Take Diablo II as an example. Half the fun of that game is the sound. This post is getting a bit directionless so I'm going to stop now :|
Depends on the game, and that makes it an art (Score:4, Interesting)
If the game is abstract, for example, realistic graphics generally don't make a lot of sense. Should somebody do an abstract game with realistic graphics, I would appreciate the art of doing that, but I don't feel it's needed.
Simulation type games lean toward realistic graphics. On those, I find quite a high value associated with realism. The game is more immersive when this is done well.
RPG games are all over the map, but generally best done with recognizable objects and good art direction.
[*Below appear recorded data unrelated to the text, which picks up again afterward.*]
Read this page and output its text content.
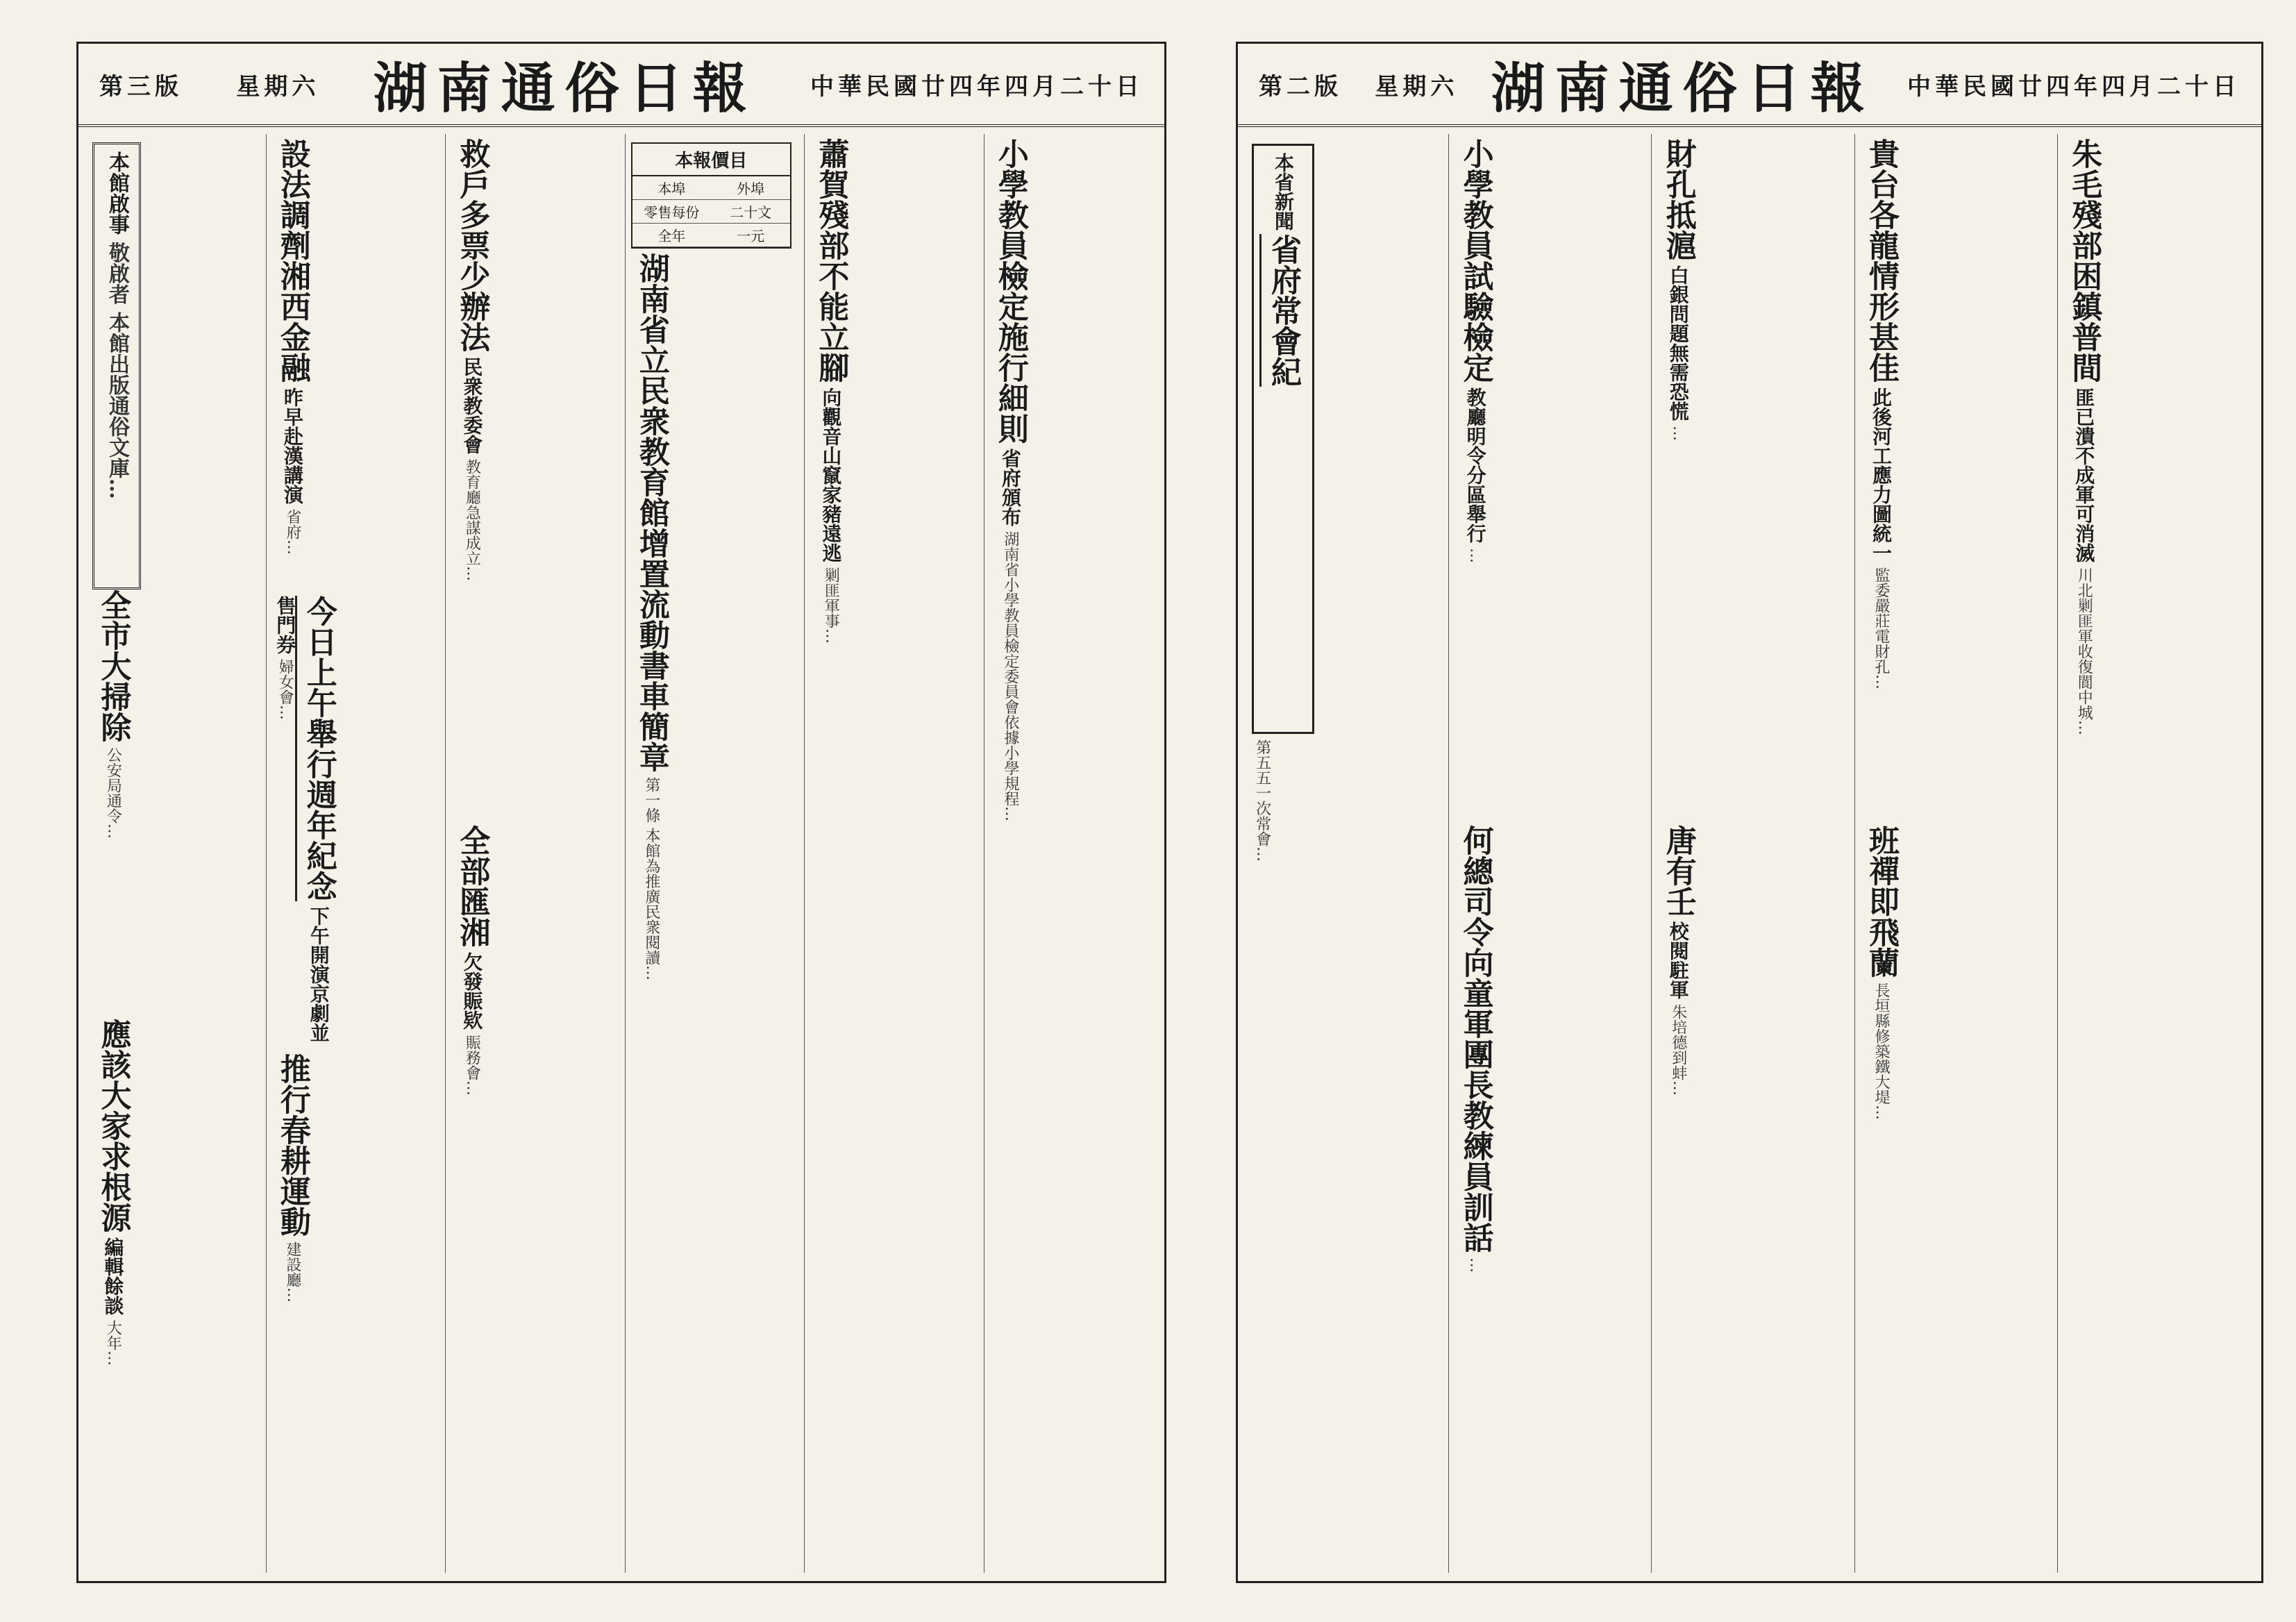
第三版 星期六 湖南通俗日報 中華民國廿四年四月二十日
小學教員檢定施行細則 省府頒布 湖南省小學教員檢定委員會依據小學規程…
蕭賀殘部不能立腳 向觀音山竄家豬遠逃 剿匪軍事…
本報價目
本埠	外埠
零售每份	二十文
全年	一元
湖南省立民衆教育館增置流動書車簡章 第一條 本館為推廣民衆閱讀…
救戶多票少辦法 民衆教委會 教育廳急謀成立…
全部匯湘 欠發賑欵 賑務會…
設法調劑湘西金融 昨早赴漢講演 省府…
今日上午舉行週年紀念 下午開演京劇並售門券 婦女會…
推行春耕運動 建設廳…
本館啟事 敬啟者 本館出版通俗文庫…
全市大掃除 公安局通令…
應該大家求根源 編輯餘談 大年…
第二版 星期六 湖南通俗日報 中華民國廿四年四月二十日
朱毛殘部困鎮普間 匪已潰不成軍可消滅 川北剿匪軍收復閬中城…
貴台各龍情形甚佳 此後河工應力圖統一 監委嚴莊電財孔…
班禪即飛蘭 長垣縣修築鐵大堤…
財孔抵滬 白銀問題無需恐慌 …
唐有壬 校閱駐軍 朱培德到蚌…
小學教員試驗檢定 教廳明令分區舉行 …
何總司令向童軍團長教練員訓話 …
本省新聞 省府常會紀
第五五一次常會…
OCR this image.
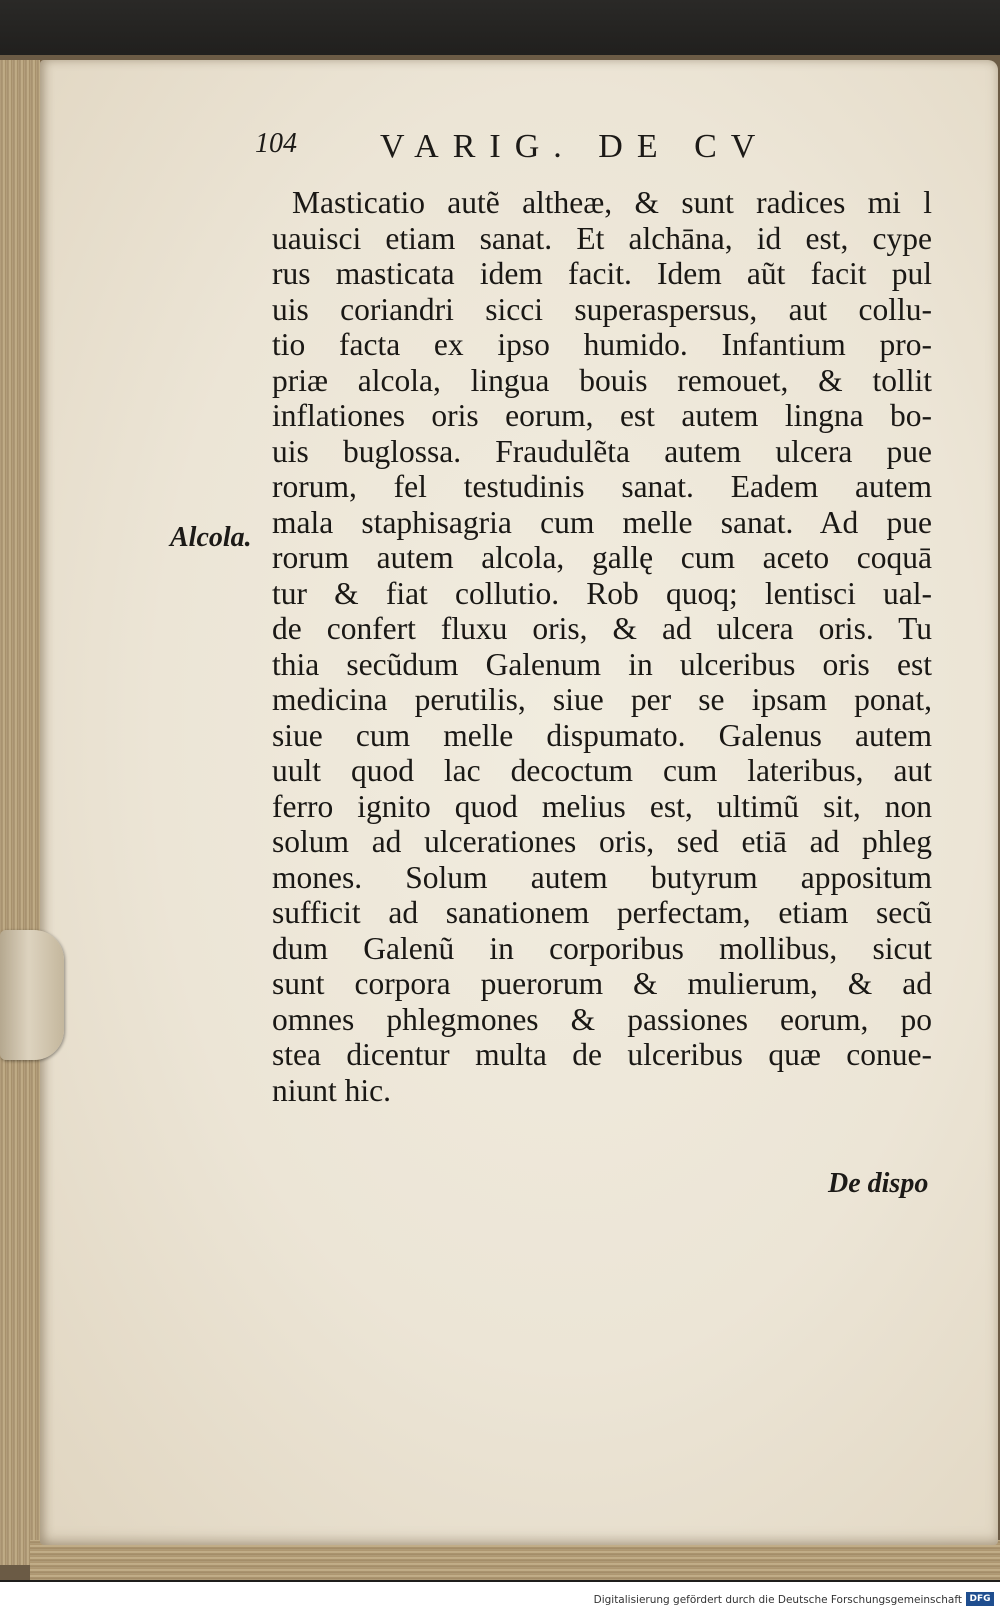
104 VARIG. DE CV
Alcola.
Masticatio autẽ altheæ, & sunt radices mi l
uauisci etiam sanat. Et alchāna, id est, cype
rus masticata idem facit. Idem aũt facit pul
uis coriandri sicci superaspersus, aut collu-
tio facta ex ipso humido. Infantium pro-
priæ alcola, lingua bouis remouet, & tollit
inflationes oris eorum, est autem lingna bo-
uis buglossa. Fraudulẽta autem ulcera pue
rorum, fel testudinis sanat. Eadem autem
mala staphisagria cum melle sanat. Ad pue
rorum autem alcola, gallę cum aceto coquā
tur & fiat collutio. Rob quoq; lentisci ual-
de confert fluxu oris, & ad ulcera oris. Tu
thia secũdum Galenum in ulceribus oris est
medicina perutilis, siue per se ipsam ponat,
siue cum melle dispumato. Galenus autem
uult quod lac decoctum cum lateribus, aut
ferro ignito quod melius est, ultimũ sit, non
solum ad ulcerationes oris, sed etiā ad phleg
mones. Solum autem butyrum appositum
sufficit ad sanationem perfectam, etiam secũ
dum Galenũ in corporibus mollibus, sicut
sunt corpora puerorum & mulierum, & ad
omnes phlegmones & passiones eorum, po
stea dicentur multa de ulceribus quæ conue-
niunt hic.
De dispo
Digitalisierung gefördert durch die Deutsche Forschungsgemeinschaft DFG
These things are an escape of sorts, and too much realism breaks that.
Then there is the simple text adventure. No graphics at all! I'm quite sure somebody could do up a 3D "Zork" like place, and a whole lot of people would recognize it for what it is, just like many people "recognized" places depicted in "Lord Of The Rings".
Pretty graphics alone don't add a lot of value, unless the game is lightweight, or maybe some kinds of puzzlers.
There just isn't one answer to this question. There are enough variables to make it an art, not a science IMHO.
Re:The department of obvious called (Score:5, Insightful)
In a way, it is a vicious cycle, but it's also innovation, you don't want games to become stagnant in terms of how they look.
Only focusing on realism is stagnation. There's very little innovation in realism. It takes very little artistic vision. It's the easy wasy, all you need is money.